Comparison
A self-hosted, open-source alternative to Factory.ai
Factory.ai proved the “software factory” category is real. It is also closed, hosted, and locked to its own Droid agent. agents-cli is the open counter-position: run whatever agent you already use, on machines you control.
Updated July 1, 2026
$ agents teams start refactor-auth
The category Factory created
Factory.ai sells an agent-native SDLC platform: its Droids take a task, work across a repo, and open a PR, with a hosted control plane and remote compute. Enterprises pay for it, which settles whether the category is real. It is.
The shape of the product is the opening. It is closed source, it runs on Factory's cloud by default, and the agent is theirs. That is a familiar setup with a familiar counter-position — the open, self-hostable one.
Where it stops
- Hosted by default. On-premise / air-gapped is an enterprise, contact-sales path, not the default you install.
- Bring-your-own-model is not bring-your-own-privacy. Factory's own Droid Computers page describes BYOM compute connecting outbound to Factory's backend.
- One agent. You run Droids. You do not run Claude Code, Codex, or Cursor through Factory. The agent is part of the lock-in.
None of this makes Factory.ai wrong. It makes it a hosted platform — a different thing from a tool that runs on your PATH.
On your machines
agents-cli spawns whatever agent you already have — Claude Code, Codex, Gemini, Cursor, Droid, OpenCode — as a local subprocess, in a git worktree, on hardware you own. Parallel work runs as a team of those subprocesses, each isolated in its own worktree so they do not collide.
When one laptop is not enough, dispatch a task to another machine you control — a spare Mac, a VPS, a box on your tailnet. The source is cloned into a worktree on that machine, the agent runs there, and the logs stream back. No third party in the middle; your code never leaves infrastructure you own.
Side by side
| Capability | agents-cli | Factory.ai |
|---|---|---|
| Source code stays on your machinesFactory: on-premise is enterprise, contact-sales | yes | partial |
| Run any agent (Claude Code, Codex, Gemini, Cursor)Factory runs its own Droid agent | yes | no |
| Open source (MIT) | yes | no |
| Bring your own compute — a spare Mac, a VPS, a cluster | yes | partial |
| Pin agent versions per project | yes | no |
| Managed cloud, support SLAs, enterprise onboardingthis is where Factory is strong | no | yes |
Factory.ai capabilities summarized from its public product, pricing, and Droid Computers pages as of July 2026. Check current terms before relying on any single row.
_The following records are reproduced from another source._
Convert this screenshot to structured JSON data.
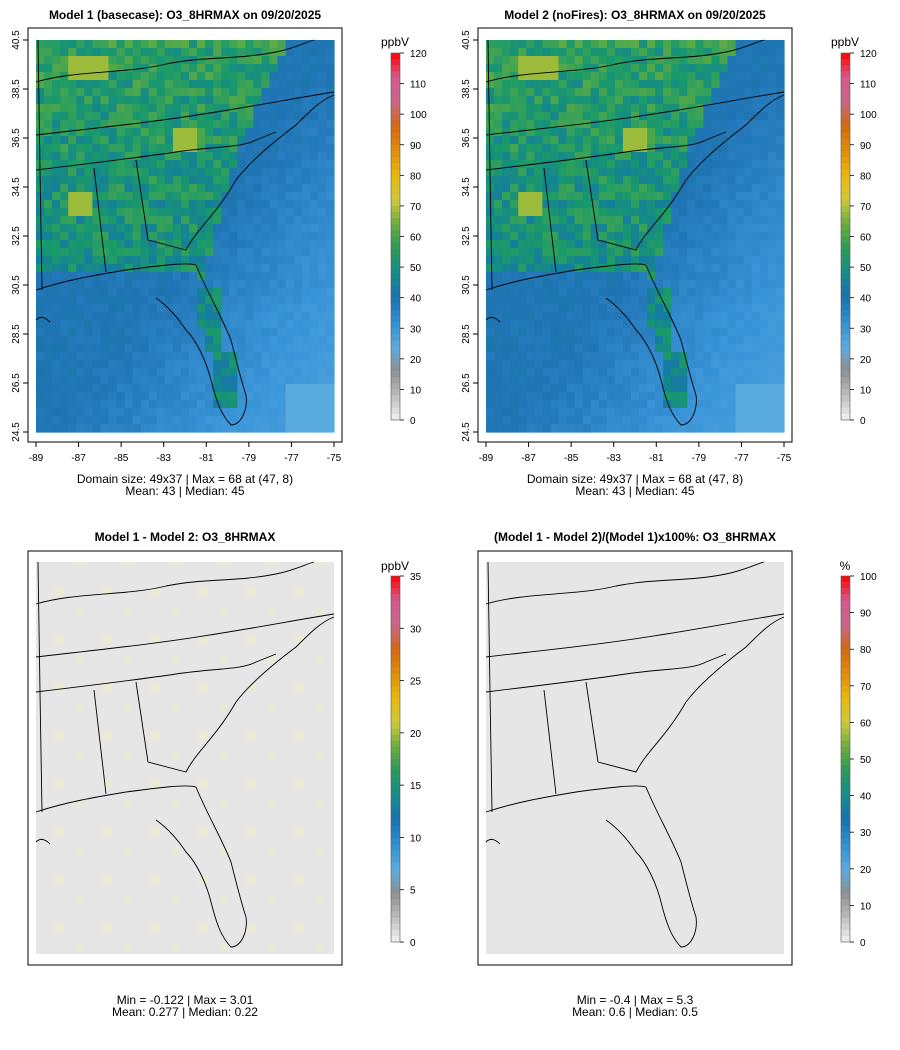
{
  "colors": {
    "grid_gray": "#e6e6e6",
    "frame": "#000000",
    "colorbar_stops": [
      "#f2f2f2",
      "#bdbdbd",
      "#8f8f8f",
      "#5aabe0",
      "#2f8fd0",
      "#1873b0",
      "#148c8c",
      "#2a9a5a",
      "#6aad3e",
      "#cfc83a",
      "#e9b80b",
      "#e08d0b",
      "#d2690e",
      "#c9658a",
      "#d35a8c",
      "#ff0000"
    ]
  },
  "chart_data": [
    {
      "type": "heatmap",
      "panel": "top-left",
      "title": "Model 1 (basecase): O3_8HRMAX on 09/20/2025",
      "xticks": [
        "-89",
        "-87",
        "-85",
        "-83",
        "-81",
        "-79",
        "-77",
        "-75"
      ],
      "yticks": [
        "24.5",
        "26.5",
        "28.5",
        "30.5",
        "32.5",
        "34.5",
        "36.5",
        "38.5",
        "40.5"
      ],
      "xlim": [
        -89,
        -75
      ],
      "ylim": [
        24.5,
        40.5
      ],
      "colorbar": {
        "unit": "ppbV",
        "range": [
          0,
          120
        ],
        "ticks": [
          "0",
          "10",
          "20",
          "30",
          "40",
          "50",
          "60",
          "70",
          "80",
          "90",
          "100",
          "110",
          "120"
        ]
      },
      "domain_size": "49x37",
      "max_value": 68,
      "max_location": "(47, 8)",
      "mean": 43,
      "median": 45,
      "stats_line1": "Domain size: 49x37 | Max = 68 at (47, 8)",
      "stats_line2": "Mean: 43 |  Median: 45"
    },
    {
      "type": "heatmap",
      "panel": "top-right",
      "title": "Model 2 (noFires): O3_8HRMAX on 09/20/2025",
      "xticks": [
        "-89",
        "-87",
        "-85",
        "-83",
        "-81",
        "-79",
        "-77",
        "-75"
      ],
      "yticks": [
        "24.5",
        "26.5",
        "28.5",
        "30.5",
        "32.5",
        "34.5",
        "36.5",
        "38.5",
        "40.5"
      ],
      "xlim": [
        -89,
        -75
      ],
      "ylim": [
        24.5,
        40.5
      ],
      "colorbar": {
        "unit": "ppbV",
        "range": [
          0,
          120
        ],
        "ticks": [
          "0",
          "10",
          "20",
          "30",
          "40",
          "50",
          "60",
          "70",
          "80",
          "90",
          "100",
          "110",
          "120"
        ]
      },
      "domain_size": "49x37",
      "max_value": 68,
      "max_location": "(47, 8)",
      "mean": 43,
      "median": 45,
      "stats_line1": "Domain size: 49x37 | Max = 68 at (47, 8)",
      "stats_line2": "Mean: 43 |  Median: 45"
    },
    {
      "type": "heatmap",
      "panel": "bottom-left",
      "title": "Model 1 - Model 2: O3_8HRMAX",
      "colorbar": {
        "unit": "ppbV",
        "range": [
          0,
          35
        ],
        "ticks": [
          "0",
          "5",
          "10",
          "15",
          "20",
          "25",
          "30",
          "35"
        ]
      },
      "min": -0.122,
      "max": 3.01,
      "mean": 0.277,
      "median": 0.22,
      "stats_line1": "Min = -0.122 | Max = 3.01",
      "stats_line2": "Mean: 0.277 |  Median: 0.22"
    },
    {
      "type": "heatmap",
      "panel": "bottom-right",
      "title": "(Model 1 - Model 2)/(Model 1)x100%: O3_8HRMAX",
      "colorbar": {
        "unit": "%",
        "range": [
          0,
          100
        ],
        "ticks": [
          "0",
          "10",
          "20",
          "30",
          "40",
          "50",
          "60",
          "70",
          "80",
          "90",
          "100"
        ]
      },
      "min": -0.4,
      "max": 5.3,
      "mean": 0.6,
      "median": 0.5,
      "stats_line1": "Min = -0.4 | Max = 5.3",
      "stats_line2": "Mean: 0.6 |  Median: 0.5"
    }
  ]
}
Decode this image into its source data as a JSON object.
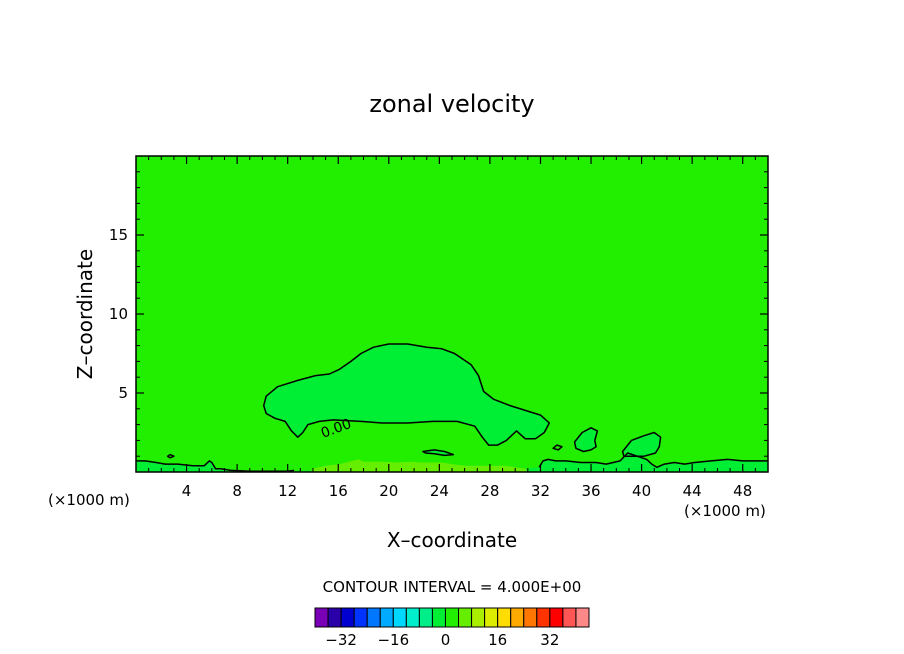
{
  "chart_data": {
    "type": "contour",
    "title": "zonal velocity",
    "xlabel": "X–coordinate",
    "ylabel": "Z–coordinate",
    "x_units": "(×1000 m)",
    "x_units_right": "(×1000 m)",
    "xlim": [
      0,
      50
    ],
    "ylim": [
      0,
      20
    ],
    "x_ticks": [
      4,
      8,
      12,
      16,
      20,
      24,
      28,
      32,
      36,
      40,
      44,
      48
    ],
    "y_ticks": [
      5,
      10,
      15
    ],
    "contour_interval_text": "CONTOUR INTERVAL = 4.000E+00",
    "contour_label": "0.00",
    "background_color": "#22ee00",
    "regions": [
      {
        "name": "region-positive-shallow",
        "fill": "#00ee33",
        "points": [
          [
            10.1,
            4.2
          ],
          [
            10.3,
            4.8
          ],
          [
            11.2,
            5.4
          ],
          [
            12.8,
            5.8
          ],
          [
            14.2,
            6.1
          ],
          [
            15.3,
            6.2
          ],
          [
            16.1,
            6.5
          ],
          [
            17,
            7
          ],
          [
            17.8,
            7.5
          ],
          [
            18.8,
            7.9
          ],
          [
            20,
            8.1
          ],
          [
            21.5,
            8.1
          ],
          [
            23,
            7.9
          ],
          [
            24.2,
            7.8
          ],
          [
            25.2,
            7.5
          ],
          [
            26.5,
            6.8
          ],
          [
            27.1,
            6.1
          ],
          [
            27.5,
            5.1
          ],
          [
            28.3,
            4.6
          ],
          [
            29.6,
            4.2
          ],
          [
            30.8,
            3.9
          ],
          [
            32,
            3.6
          ],
          [
            32.7,
            3.1
          ],
          [
            32.3,
            2.5
          ],
          [
            31.6,
            2.1
          ],
          [
            30.8,
            2.1
          ],
          [
            30.1,
            2.6
          ],
          [
            29.3,
            2
          ],
          [
            28.6,
            1.7
          ],
          [
            27.9,
            1.7
          ],
          [
            27.4,
            2.2
          ],
          [
            26.8,
            2.9
          ],
          [
            25.4,
            3.2
          ],
          [
            23.5,
            3.2
          ],
          [
            21.5,
            3.1
          ],
          [
            19.5,
            3.1
          ],
          [
            17.8,
            3.2
          ],
          [
            15.6,
            3.3
          ],
          [
            14.5,
            3.2
          ],
          [
            13.6,
            3
          ],
          [
            13.2,
            2.5
          ],
          [
            12.8,
            2.2
          ],
          [
            12.3,
            2.6
          ],
          [
            11.8,
            3.2
          ],
          [
            11,
            3.4
          ],
          [
            10.3,
            3.7
          ]
        ]
      },
      {
        "name": "region-surface-strip",
        "fill": "#00ee33",
        "points": [
          [
            0,
            0
          ],
          [
            50,
            0
          ],
          [
            50,
            0.7
          ],
          [
            48,
            0.7
          ],
          [
            46.8,
            0.8
          ],
          [
            45.5,
            0.7
          ],
          [
            44.2,
            0.6
          ],
          [
            43.4,
            0.5
          ],
          [
            42.6,
            0.6
          ],
          [
            41.8,
            0.5
          ],
          [
            41.2,
            0.3
          ],
          [
            40.8,
            0.5
          ],
          [
            40.4,
            0.8
          ],
          [
            38.9,
            1.2
          ],
          [
            38.3,
            0.7
          ],
          [
            37.2,
            0.5
          ],
          [
            36.4,
            0.6
          ],
          [
            35.2,
            0.6
          ],
          [
            34,
            0.7
          ],
          [
            33.2,
            0.7
          ],
          [
            32.6,
            0.8
          ],
          [
            32.2,
            0.7
          ],
          [
            31.9,
            0.3
          ],
          [
            30.8,
            0.2
          ],
          [
            29.8,
            0.3
          ],
          [
            29,
            0.1
          ],
          [
            27.5,
            0.1
          ],
          [
            25,
            0.1
          ],
          [
            22,
            0.1
          ],
          [
            18,
            0.1
          ],
          [
            14,
            0.1
          ],
          [
            12,
            0.05
          ],
          [
            9,
            0.05
          ],
          [
            7.5,
            0.1
          ],
          [
            6.7,
            0.2
          ],
          [
            6.3,
            0.2
          ],
          [
            6,
            0.6
          ],
          [
            5.8,
            0.7
          ],
          [
            5.4,
            0.4
          ],
          [
            4.5,
            0.4
          ],
          [
            3.3,
            0.5
          ],
          [
            2.3,
            0.5
          ],
          [
            1.6,
            0.6
          ],
          [
            0.7,
            0.7
          ],
          [
            0,
            0.7
          ]
        ]
      },
      {
        "name": "region-blob-33",
        "fill": "#00ee33",
        "points": [
          [
            34.7,
            1.9
          ],
          [
            35.3,
            2.5
          ],
          [
            36,
            2.8
          ],
          [
            36.5,
            2.6
          ],
          [
            36.3,
            2
          ],
          [
            36.4,
            1.6
          ],
          [
            36,
            1.4
          ],
          [
            35.4,
            1.3
          ],
          [
            34.8,
            1.5
          ]
        ]
      },
      {
        "name": "region-blob-39",
        "fill": "#00ee33",
        "points": [
          [
            38.5,
            1.3
          ],
          [
            39.2,
            2
          ],
          [
            40.2,
            2.3
          ],
          [
            41,
            2.5
          ],
          [
            41.5,
            2.2
          ],
          [
            41.4,
            1.6
          ],
          [
            41.1,
            1.2
          ],
          [
            40.2,
            1
          ],
          [
            39.2,
            1
          ],
          [
            38.6,
            1
          ]
        ]
      },
      {
        "name": "region-blob-23",
        "fill": "#00ee33",
        "points": [
          [
            22.7,
            1.3
          ],
          [
            23.6,
            1.4
          ],
          [
            24.4,
            1.3
          ],
          [
            25.1,
            1.1
          ],
          [
            24.4,
            1.05
          ],
          [
            23.6,
            1.15
          ],
          [
            22.9,
            1.2
          ]
        ]
      },
      {
        "name": "region-low-negative",
        "fill": "#66ee00",
        "points": [
          [
            13.8,
            0
          ],
          [
            31,
            0
          ],
          [
            30.8,
            0.2
          ],
          [
            29.2,
            0.4
          ],
          [
            27.4,
            0.4
          ],
          [
            26,
            0.4
          ],
          [
            25,
            0.5
          ],
          [
            24.2,
            0.6
          ],
          [
            22.5,
            0.6
          ],
          [
            21.8,
            0.65
          ],
          [
            20.6,
            0.6
          ],
          [
            19.3,
            0.65
          ],
          [
            18,
            0.65
          ],
          [
            17.6,
            0.8
          ],
          [
            17.1,
            0.7
          ],
          [
            16.1,
            0.5
          ],
          [
            15,
            0.4
          ],
          [
            14,
            0.2
          ]
        ]
      }
    ],
    "contours": [
      {
        "name": "contour-main-closed",
        "closed": true,
        "points": [
          [
            10.1,
            4.2
          ],
          [
            10.3,
            4.8
          ],
          [
            11.2,
            5.4
          ],
          [
            12.8,
            5.8
          ],
          [
            14.2,
            6.1
          ],
          [
            15.3,
            6.2
          ],
          [
            16.1,
            6.5
          ],
          [
            17,
            7
          ],
          [
            17.8,
            7.5
          ],
          [
            18.8,
            7.9
          ],
          [
            20,
            8.1
          ],
          [
            21.5,
            8.1
          ],
          [
            23,
            7.9
          ],
          [
            24.2,
            7.8
          ],
          [
            25.2,
            7.5
          ],
          [
            26.5,
            6.8
          ],
          [
            27.1,
            6.1
          ],
          [
            27.5,
            5.1
          ],
          [
            28.3,
            4.6
          ],
          [
            29.6,
            4.2
          ],
          [
            30.8,
            3.9
          ],
          [
            32,
            3.6
          ],
          [
            32.7,
            3.1
          ],
          [
            32.3,
            2.5
          ],
          [
            31.6,
            2.1
          ],
          [
            30.8,
            2.1
          ],
          [
            30.1,
            2.6
          ],
          [
            29.3,
            2
          ],
          [
            28.6,
            1.7
          ],
          [
            27.9,
            1.7
          ],
          [
            27.4,
            2.2
          ],
          [
            26.8,
            2.9
          ],
          [
            25.4,
            3.2
          ],
          [
            23.5,
            3.2
          ],
          [
            21.5,
            3.1
          ],
          [
            19.5,
            3.1
          ],
          [
            17.8,
            3.2
          ],
          [
            15.6,
            3.3
          ],
          [
            14.5,
            3.2
          ],
          [
            13.6,
            3
          ],
          [
            13.2,
            2.5
          ],
          [
            12.8,
            2.2
          ],
          [
            12.3,
            2.6
          ],
          [
            11.8,
            3.2
          ],
          [
            11,
            3.4
          ],
          [
            10.3,
            3.7
          ]
        ]
      },
      {
        "name": "contour-surface",
        "closed": false,
        "points": [
          [
            0,
            0.7
          ],
          [
            0.7,
            0.7
          ],
          [
            1.6,
            0.6
          ],
          [
            2.3,
            0.5
          ],
          [
            3.3,
            0.5
          ],
          [
            4.5,
            0.4
          ],
          [
            5.4,
            0.4
          ],
          [
            5.8,
            0.7
          ],
          [
            6,
            0.6
          ],
          [
            6.3,
            0.2
          ],
          [
            6.7,
            0.2
          ],
          [
            7.5,
            0.1
          ],
          [
            9,
            0.05
          ],
          [
            12,
            0.05
          ],
          [
            12.5,
            0.1
          ]
        ]
      },
      {
        "name": "contour-surface-right",
        "closed": false,
        "points": [
          [
            31.9,
            0.3
          ],
          [
            32.2,
            0.7
          ],
          [
            32.6,
            0.8
          ],
          [
            33.2,
            0.7
          ],
          [
            34,
            0.7
          ],
          [
            35.2,
            0.6
          ],
          [
            36.4,
            0.6
          ],
          [
            37.2,
            0.5
          ],
          [
            38.3,
            0.7
          ],
          [
            38.9,
            1.2
          ],
          [
            40.4,
            0.8
          ],
          [
            40.8,
            0.5
          ],
          [
            41.2,
            0.3
          ],
          [
            41.8,
            0.5
          ],
          [
            42.6,
            0.6
          ],
          [
            43.4,
            0.5
          ],
          [
            44.2,
            0.6
          ],
          [
            45.5,
            0.7
          ],
          [
            46.8,
            0.8
          ],
          [
            48,
            0.7
          ],
          [
            50,
            0.7
          ]
        ]
      },
      {
        "name": "contour-blob-33",
        "closed": true,
        "points": [
          [
            34.7,
            1.9
          ],
          [
            35.3,
            2.5
          ],
          [
            36,
            2.8
          ],
          [
            36.5,
            2.6
          ],
          [
            36.3,
            2
          ],
          [
            36.4,
            1.6
          ],
          [
            36,
            1.4
          ],
          [
            35.4,
            1.3
          ],
          [
            34.8,
            1.5
          ]
        ]
      },
      {
        "name": "contour-blob-39",
        "closed": true,
        "points": [
          [
            38.5,
            1.3
          ],
          [
            39.2,
            2
          ],
          [
            40.2,
            2.3
          ],
          [
            41,
            2.5
          ],
          [
            41.5,
            2.2
          ],
          [
            41.4,
            1.6
          ],
          [
            41.1,
            1.2
          ],
          [
            40.2,
            1
          ],
          [
            39.2,
            1
          ],
          [
            38.6,
            1
          ]
        ]
      },
      {
        "name": "contour-blob-23",
        "closed": true,
        "points": [
          [
            22.7,
            1.3
          ],
          [
            23.6,
            1.4
          ],
          [
            24.4,
            1.3
          ],
          [
            25.1,
            1.1
          ],
          [
            24.4,
            1.05
          ],
          [
            23.6,
            1.15
          ],
          [
            22.9,
            1.2
          ]
        ]
      },
      {
        "name": "contour-small-33",
        "closed": true,
        "points": [
          [
            33,
            1.5
          ],
          [
            33.3,
            1.7
          ],
          [
            33.7,
            1.6
          ],
          [
            33.4,
            1.4
          ]
        ]
      },
      {
        "name": "contour-small-3",
        "closed": true,
        "points": [
          [
            2.5,
            1
          ],
          [
            2.7,
            1.1
          ],
          [
            3,
            1
          ],
          [
            2.7,
            0.9
          ]
        ]
      }
    ],
    "legend": {
      "colors": [
        "#7a00b8",
        "#2a00a8",
        "#0000d0",
        "#0033ff",
        "#0077ff",
        "#00aaff",
        "#00d8ff",
        "#00eecc",
        "#00ee88",
        "#00ee33",
        "#22ee00",
        "#66ee00",
        "#aaee00",
        "#dded00",
        "#ffdd00",
        "#ffaa00",
        "#ff7700",
        "#ff3300",
        "#ff0000",
        "#ff5555",
        "#ff8888"
      ],
      "tick_values": [
        -32,
        -16,
        0,
        16,
        32
      ],
      "tick_labels": [
        "−32",
        "−16",
        "0",
        "16",
        "32"
      ],
      "min": -40,
      "max": 44
    }
  }
}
When Factory is the right call
If you want a managed platform with support, an enterprise onboarding motion, and a team that operates the control plane for you, Factory.ai is built for that and agents-cli is not. agents-cli is per-developer infrastructure: you run it, you host it, you own the uptime. The trade is control for convenience, both directions.
The question that decides it is narrow: does your source need to stay on machines you control, and do you want to keep the agent you already know? If yes to either, the self-hosted, agent-agnostic path is the fit.